THE WORLD'S SMALLEST MACROECONOMIC MODEL (1998)

ポール・クルーグマン   山形浩生訳

要約:世界最小の経済学モデル紹介。財とお金しか出てこないし、期待も何もない。でも、人々が持ちたいお金の量が実際のお金の量を上回ると失業が発生することがわかるし、乗数効果も出てくる。ラフなモデルだけれど、マクロ経済学(つまりケインズの主張)の本質はあらわしているんだよ。


 このモデルは一九七五年にロバート・ホールから教わった。ばかげてつまらないものに見えるかもしれない。でも当時のぼくには、それがマクロ経済の「需要サイド」で起こっていることの本質を捕らえ、世間一般と、言いたくはないがかなりの博士号を持つ経済学者たちの両方が混乱しがちな点をはっきりさせるのに役立つと思った。いまのぼくもそう思う。これはまた、ぼくが大好きで何度も活用してきた経済たとえ話、赤ん坊子守協同組合(経済を子守してみると) にもうまく適用できる。

  財はたった一つ。収益一定で、生産要素はたった一つ、労働だ。単位をいじって、労働一単位が財一単位を生産するようにしよう。すると価格水準と賃金水準は同じはずだ。それを一つの記号 \(P\) で表せる。

  資産もたった一つ。お金だ。エージェントたちは今期の初めに \(M\) ドルを持ち、消費して労働の売り上げを稼ぎとしてもらうことで、\(M'\) で終わる。効用は、消費 \(C\) と、期末の手持ち現金から得られる期待購買力から得る (お金の効用は、将来の消費をもたらすのに役立つかどうかを反映するんだろう。でもこの暗黙の動学問題は見て見ぬふりをする)。つまり効用関数は次の形を取るものとする: \[U = (1-s) \ln(C) + s \ln (M'/Pe)\]

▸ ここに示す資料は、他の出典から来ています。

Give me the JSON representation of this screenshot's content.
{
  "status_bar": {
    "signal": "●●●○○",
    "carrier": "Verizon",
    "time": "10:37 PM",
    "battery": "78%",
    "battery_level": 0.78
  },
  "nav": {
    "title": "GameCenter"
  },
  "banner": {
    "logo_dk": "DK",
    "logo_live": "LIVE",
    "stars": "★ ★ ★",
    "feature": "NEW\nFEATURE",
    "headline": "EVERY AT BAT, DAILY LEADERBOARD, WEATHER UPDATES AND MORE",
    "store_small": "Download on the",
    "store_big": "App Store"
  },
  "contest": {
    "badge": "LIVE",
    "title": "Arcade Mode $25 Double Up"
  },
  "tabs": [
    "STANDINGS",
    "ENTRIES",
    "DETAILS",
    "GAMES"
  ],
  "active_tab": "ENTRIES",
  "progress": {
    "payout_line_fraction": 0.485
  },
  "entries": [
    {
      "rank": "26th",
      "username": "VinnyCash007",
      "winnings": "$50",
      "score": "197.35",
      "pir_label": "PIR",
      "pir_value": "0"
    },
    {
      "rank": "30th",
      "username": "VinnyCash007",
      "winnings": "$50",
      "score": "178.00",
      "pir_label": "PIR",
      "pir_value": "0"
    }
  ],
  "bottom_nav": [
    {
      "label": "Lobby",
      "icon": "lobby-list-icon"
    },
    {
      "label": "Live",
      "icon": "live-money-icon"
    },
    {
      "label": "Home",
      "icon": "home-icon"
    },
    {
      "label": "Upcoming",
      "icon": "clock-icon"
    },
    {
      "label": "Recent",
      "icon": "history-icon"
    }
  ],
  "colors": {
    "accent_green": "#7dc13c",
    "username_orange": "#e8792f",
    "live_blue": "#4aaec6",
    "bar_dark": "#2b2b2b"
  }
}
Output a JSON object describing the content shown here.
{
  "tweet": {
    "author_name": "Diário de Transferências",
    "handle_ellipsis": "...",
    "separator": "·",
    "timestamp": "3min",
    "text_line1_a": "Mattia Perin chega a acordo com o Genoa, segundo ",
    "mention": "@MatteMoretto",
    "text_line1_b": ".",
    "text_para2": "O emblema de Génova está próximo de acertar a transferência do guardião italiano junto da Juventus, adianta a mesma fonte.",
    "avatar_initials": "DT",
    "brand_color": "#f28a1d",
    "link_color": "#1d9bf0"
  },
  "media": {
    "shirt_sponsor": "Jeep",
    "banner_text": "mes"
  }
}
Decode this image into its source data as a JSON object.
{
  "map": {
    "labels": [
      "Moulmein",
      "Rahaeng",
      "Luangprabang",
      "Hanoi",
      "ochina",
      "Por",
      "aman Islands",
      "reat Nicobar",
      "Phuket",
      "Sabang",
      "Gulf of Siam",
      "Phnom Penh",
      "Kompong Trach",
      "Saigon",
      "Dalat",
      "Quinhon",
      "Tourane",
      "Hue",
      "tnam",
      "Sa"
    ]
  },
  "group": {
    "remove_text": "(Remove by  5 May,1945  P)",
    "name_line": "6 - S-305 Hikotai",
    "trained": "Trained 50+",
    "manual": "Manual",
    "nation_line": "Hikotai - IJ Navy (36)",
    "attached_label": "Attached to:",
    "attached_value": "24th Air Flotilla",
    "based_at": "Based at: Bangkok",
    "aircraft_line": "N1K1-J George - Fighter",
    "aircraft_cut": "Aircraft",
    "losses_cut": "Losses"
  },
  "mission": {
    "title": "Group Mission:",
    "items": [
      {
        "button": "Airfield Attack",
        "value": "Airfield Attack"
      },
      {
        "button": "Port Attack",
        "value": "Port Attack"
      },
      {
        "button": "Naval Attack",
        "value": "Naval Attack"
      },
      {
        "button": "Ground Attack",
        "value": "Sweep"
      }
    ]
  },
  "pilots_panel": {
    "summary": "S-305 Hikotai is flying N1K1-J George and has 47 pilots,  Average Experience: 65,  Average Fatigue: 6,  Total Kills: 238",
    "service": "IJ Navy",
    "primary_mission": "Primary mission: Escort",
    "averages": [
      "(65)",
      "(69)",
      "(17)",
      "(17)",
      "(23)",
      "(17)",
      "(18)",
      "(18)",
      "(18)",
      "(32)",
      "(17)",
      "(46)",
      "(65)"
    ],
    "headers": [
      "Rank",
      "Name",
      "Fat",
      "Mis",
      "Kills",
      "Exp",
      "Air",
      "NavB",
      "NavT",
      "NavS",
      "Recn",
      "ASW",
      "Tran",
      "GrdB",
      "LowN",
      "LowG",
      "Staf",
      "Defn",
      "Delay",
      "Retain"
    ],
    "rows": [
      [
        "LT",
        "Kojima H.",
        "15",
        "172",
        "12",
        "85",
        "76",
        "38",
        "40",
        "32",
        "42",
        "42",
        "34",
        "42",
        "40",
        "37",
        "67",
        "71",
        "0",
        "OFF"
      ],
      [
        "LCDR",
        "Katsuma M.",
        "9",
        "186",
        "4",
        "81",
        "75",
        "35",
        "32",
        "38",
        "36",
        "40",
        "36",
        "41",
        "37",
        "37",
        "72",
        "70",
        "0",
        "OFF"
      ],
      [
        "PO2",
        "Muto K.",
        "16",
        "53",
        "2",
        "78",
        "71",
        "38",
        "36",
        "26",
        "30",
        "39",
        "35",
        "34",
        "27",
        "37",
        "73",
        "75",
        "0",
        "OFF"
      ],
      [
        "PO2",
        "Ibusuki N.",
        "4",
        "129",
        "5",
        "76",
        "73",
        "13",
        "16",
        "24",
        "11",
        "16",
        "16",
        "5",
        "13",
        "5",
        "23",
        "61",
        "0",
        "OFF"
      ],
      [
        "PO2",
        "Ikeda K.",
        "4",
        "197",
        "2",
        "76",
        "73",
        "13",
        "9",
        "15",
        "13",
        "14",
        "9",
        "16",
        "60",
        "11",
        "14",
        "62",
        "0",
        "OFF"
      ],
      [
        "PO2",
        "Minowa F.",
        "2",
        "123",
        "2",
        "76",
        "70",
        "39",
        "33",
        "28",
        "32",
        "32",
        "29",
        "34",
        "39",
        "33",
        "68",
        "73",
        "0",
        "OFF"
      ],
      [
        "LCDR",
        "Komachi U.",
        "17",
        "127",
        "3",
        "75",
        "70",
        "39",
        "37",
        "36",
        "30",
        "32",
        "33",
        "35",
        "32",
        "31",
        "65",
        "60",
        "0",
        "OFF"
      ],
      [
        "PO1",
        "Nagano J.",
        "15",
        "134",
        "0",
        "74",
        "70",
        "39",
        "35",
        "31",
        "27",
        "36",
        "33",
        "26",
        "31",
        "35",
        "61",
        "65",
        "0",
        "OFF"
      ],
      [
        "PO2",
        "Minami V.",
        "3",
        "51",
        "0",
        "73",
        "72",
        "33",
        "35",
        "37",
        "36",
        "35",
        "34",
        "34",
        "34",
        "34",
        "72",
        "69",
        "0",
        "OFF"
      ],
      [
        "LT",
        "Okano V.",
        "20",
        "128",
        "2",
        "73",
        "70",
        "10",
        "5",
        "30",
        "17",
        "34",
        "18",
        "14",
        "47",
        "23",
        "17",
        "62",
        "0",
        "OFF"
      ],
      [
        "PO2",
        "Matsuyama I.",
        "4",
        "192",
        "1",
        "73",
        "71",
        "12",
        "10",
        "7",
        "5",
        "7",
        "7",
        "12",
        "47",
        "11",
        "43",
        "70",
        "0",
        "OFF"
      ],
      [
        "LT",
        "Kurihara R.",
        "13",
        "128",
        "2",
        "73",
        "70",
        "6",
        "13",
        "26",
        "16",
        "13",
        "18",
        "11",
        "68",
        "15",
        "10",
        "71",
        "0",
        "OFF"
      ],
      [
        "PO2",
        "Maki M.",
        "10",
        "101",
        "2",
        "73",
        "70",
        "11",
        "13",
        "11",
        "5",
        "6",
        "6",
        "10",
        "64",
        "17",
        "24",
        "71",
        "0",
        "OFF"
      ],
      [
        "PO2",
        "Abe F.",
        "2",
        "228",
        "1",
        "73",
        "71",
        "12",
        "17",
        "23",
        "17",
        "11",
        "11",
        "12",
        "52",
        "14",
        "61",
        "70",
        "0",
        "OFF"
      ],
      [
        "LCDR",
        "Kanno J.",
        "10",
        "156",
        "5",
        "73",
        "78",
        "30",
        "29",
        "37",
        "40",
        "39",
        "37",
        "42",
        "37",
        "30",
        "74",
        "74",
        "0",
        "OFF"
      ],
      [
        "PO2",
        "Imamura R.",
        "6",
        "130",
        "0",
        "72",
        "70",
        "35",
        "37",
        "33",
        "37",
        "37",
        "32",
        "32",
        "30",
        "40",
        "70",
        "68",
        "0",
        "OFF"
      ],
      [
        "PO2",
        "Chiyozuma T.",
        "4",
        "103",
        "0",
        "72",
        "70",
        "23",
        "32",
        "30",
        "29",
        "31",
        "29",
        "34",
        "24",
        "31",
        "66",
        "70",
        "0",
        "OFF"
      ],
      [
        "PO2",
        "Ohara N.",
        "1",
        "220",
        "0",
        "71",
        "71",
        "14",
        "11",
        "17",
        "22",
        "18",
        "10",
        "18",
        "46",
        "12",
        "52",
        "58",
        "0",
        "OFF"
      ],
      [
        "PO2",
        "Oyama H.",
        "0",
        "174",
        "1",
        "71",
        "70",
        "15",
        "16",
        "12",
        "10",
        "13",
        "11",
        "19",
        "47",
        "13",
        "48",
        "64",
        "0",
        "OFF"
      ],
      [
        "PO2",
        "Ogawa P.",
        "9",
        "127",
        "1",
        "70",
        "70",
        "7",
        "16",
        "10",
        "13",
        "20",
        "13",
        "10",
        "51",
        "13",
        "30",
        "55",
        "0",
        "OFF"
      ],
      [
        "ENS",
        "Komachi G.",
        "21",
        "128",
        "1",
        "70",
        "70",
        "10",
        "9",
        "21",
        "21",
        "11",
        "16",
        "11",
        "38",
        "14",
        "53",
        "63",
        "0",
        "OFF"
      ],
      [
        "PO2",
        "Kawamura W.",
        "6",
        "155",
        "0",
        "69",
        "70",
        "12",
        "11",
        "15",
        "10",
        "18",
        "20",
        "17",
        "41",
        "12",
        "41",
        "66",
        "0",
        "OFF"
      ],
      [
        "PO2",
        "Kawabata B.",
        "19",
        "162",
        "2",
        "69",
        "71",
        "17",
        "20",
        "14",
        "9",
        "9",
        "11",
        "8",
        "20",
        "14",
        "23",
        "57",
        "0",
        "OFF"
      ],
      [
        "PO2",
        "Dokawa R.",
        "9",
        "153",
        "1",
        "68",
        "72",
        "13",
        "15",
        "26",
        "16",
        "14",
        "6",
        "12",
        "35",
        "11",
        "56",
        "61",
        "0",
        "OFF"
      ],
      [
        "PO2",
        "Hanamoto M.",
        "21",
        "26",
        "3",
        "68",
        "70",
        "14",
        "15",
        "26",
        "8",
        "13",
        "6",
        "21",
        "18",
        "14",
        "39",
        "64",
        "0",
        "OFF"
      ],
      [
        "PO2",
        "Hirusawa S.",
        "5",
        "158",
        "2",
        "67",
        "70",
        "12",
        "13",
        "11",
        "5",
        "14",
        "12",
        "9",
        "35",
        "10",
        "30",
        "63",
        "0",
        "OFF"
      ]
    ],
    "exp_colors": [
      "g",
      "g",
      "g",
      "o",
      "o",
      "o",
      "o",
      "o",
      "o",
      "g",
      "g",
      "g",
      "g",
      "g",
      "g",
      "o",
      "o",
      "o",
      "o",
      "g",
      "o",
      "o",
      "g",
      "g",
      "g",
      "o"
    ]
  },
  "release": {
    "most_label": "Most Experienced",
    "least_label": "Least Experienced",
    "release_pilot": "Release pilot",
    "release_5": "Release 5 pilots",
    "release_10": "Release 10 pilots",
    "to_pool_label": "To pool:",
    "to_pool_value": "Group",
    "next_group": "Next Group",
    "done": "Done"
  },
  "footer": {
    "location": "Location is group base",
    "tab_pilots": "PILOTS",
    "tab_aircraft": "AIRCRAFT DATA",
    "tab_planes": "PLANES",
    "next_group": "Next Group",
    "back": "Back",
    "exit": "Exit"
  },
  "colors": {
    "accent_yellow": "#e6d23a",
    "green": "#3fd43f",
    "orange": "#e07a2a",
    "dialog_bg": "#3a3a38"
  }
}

(訳者説明:ここでいきなり対数関数が出てくるので、それだけで挫折する人がいるようだけれど、この先の話にはまったく関係ないので無視していい。重要なのは、単に消費 \(C\) からの効用と、手持ち現金の期待購買力からの効用との加重平均が効用だ、ということだけ。そして期待購買力は、期末での手持ちのお金 \(M'\) が、将来の価格 \(Pe\) のものをどれだけ買えるかということなので、\(M'/Pe\) であらわされる。それだけ。この先でこの効用関数が意味を持つのは、「消費者たちは当初の富のうち、\(1−s\) 分だけ財に使い、\(s\) を現金に使う。」という下りだけ。それ以上のことは考える必要なし。)

  ここで \(Pe\) は期待価格水準だ。でも消費者は期待が変わらないと仮定して、\(Pe = P\) とする。

  最後に、人々は労働 \(L\) を持っているものとする。

  まず、このモデルの完全雇用版を考えよう。労働が完全雇用されるとき、予算制約は \[C + M'/P = L + M/P\]

  でもマネーサプライが一定なら、 \(M' = M\) だ。だから両辺から\(M/P\) を消去して、\(C = L\) になる。効用関数を見ると、消費者たちは当初の富のうち、\(1-s\) 分だけ財に使い、\(s\) を現金に使う。つまり均衡は、財の需給が一致する条件で表せる: \[L = (1-s)(L + M/P)\]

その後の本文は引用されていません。